Figures were prepared using BODIL[50] and VMD 1.9.2.[56] ROCKER[55] was used to plot the ROC curves. The AUC, BR20, and EFd values were calculated using ROCKER. The Wilcoxon statistic[34] estimates the standard deviation in the AUC calculations. The EFd 0.1, 0.5, 1, and 5% values correspond to the percentage of true positive ligands found when 0.1, 0.5, 1, or 5% of “inactive” decoy compounds have been discovered. The compounds that were skipped during docking were added to the bottom of the results in the order that corresponds random picking to make the early enrichment results comparable. The RMSD values were calculated for those DUD-E compounds with both docking poses and co-crystallized ligand conformers using rmsd.py (MAESTRO 2018-1). The conformers were aligned in the 3D space using the protein backbone Cα atoms using VERTAA in BODIL.[50] The co-crystallized ligands (Table S1), which were prepared similarly as the DUD-E compounds but without allowing a heavy atom realignment, were taken from the PDB entries with the highest available resolution.
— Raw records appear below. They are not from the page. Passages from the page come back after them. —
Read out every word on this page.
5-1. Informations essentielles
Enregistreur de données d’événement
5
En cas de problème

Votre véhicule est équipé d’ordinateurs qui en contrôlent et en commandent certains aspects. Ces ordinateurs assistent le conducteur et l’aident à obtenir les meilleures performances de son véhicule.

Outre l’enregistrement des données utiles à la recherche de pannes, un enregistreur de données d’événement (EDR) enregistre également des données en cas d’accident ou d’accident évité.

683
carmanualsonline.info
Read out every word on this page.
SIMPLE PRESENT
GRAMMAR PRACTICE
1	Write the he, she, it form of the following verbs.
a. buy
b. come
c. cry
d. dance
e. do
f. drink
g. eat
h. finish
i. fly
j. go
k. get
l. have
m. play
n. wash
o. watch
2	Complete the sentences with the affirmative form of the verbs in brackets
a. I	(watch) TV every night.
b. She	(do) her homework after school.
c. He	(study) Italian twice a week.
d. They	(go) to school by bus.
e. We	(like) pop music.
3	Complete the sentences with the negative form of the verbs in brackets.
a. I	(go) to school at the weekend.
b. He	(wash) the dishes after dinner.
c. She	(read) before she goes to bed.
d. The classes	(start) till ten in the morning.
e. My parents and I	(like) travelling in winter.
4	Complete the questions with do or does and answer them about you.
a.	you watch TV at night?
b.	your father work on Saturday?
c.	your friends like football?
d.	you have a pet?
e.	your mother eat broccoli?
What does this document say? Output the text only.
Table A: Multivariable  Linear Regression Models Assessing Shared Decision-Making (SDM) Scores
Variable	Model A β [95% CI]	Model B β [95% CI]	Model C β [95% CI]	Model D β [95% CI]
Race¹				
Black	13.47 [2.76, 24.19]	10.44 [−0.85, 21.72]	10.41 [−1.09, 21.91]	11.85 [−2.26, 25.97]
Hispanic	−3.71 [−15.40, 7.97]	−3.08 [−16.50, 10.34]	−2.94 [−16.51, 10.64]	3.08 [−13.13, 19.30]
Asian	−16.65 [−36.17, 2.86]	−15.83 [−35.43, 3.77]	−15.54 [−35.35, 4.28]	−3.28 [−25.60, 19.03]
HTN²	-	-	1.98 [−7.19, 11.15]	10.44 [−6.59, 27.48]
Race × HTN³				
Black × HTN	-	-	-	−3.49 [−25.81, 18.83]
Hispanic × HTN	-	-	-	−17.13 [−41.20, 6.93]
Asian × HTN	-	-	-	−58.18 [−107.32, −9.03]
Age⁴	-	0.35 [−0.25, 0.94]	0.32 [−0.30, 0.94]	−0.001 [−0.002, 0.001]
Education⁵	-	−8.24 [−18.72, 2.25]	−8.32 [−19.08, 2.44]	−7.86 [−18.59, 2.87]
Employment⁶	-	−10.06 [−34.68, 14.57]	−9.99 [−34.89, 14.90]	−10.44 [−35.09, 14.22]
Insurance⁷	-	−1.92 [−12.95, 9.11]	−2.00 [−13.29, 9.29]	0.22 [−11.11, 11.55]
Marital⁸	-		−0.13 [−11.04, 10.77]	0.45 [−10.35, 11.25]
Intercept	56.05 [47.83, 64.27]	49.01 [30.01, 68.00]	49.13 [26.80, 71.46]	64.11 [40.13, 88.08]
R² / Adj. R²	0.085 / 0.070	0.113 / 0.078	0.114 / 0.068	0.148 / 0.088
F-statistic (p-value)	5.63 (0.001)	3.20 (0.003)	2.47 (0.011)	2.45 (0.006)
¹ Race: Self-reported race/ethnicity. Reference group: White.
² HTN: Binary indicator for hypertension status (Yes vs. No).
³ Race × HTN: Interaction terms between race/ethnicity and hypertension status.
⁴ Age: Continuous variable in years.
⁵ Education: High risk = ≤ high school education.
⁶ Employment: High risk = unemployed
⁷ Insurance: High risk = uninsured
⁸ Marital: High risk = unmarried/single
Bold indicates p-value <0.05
Data and Software Availability

BR-NiB code is available under MIT license via GitHub (https://github.com/jvlehtonen/brutenib). All the data needed for repeating the experiments, including input NIB models, BR-NiB-optimized models, benchmarking sets, random training/test set divisions, and specific validation sets of NEU and MR, are available in the Supporting Information (zip file). The original DUD-E (http://dude.docking.org) sets, DUD sets (http://dud.docking.org/), MUV sets (https://www.tu-braunschweig.de/en/pharmchem/forschung/baumann/translate-to-english-muv), DUDE-Z and Extrema sets (https://dudez.docking.org/), PDB (https://www.rcsb.org/) entries, SPECS (www.specs.net) library, and ChEMBL (http://dude.docking.org) library are available online. BODIL (http://users.abo.fi/bodil/about.php), REDUCE (http://kinemage.biochem.duke.edu/software/reduce.php), PANTHER (http://www.medchem.fi/panther/), ROCKER (http://www.medchem.fi/rocker/), SHAEP (http://users.abo.fi/mivainio/shaep/download.php), PLANTS (http://www.tcd.uni-konstanz.de/plants_download/), DOCK (http://dock.compbio.ucsf.edu/Online_Licensing/index.htm), GOLD (https://www.ccdc.cam.ac.uk/solutions/csd-discovery/Components/Gold/), and LIGPREP, MOL2CONVERT, and GLIDE in MAESTRO (https://www.schrodinger.com) are available online for downloading. MAESTRO is a commercial modeling package, but it can be acquired free for academic usage. GOLD is not freely available for academic usage, but academic institutions are applicable to substantial discount.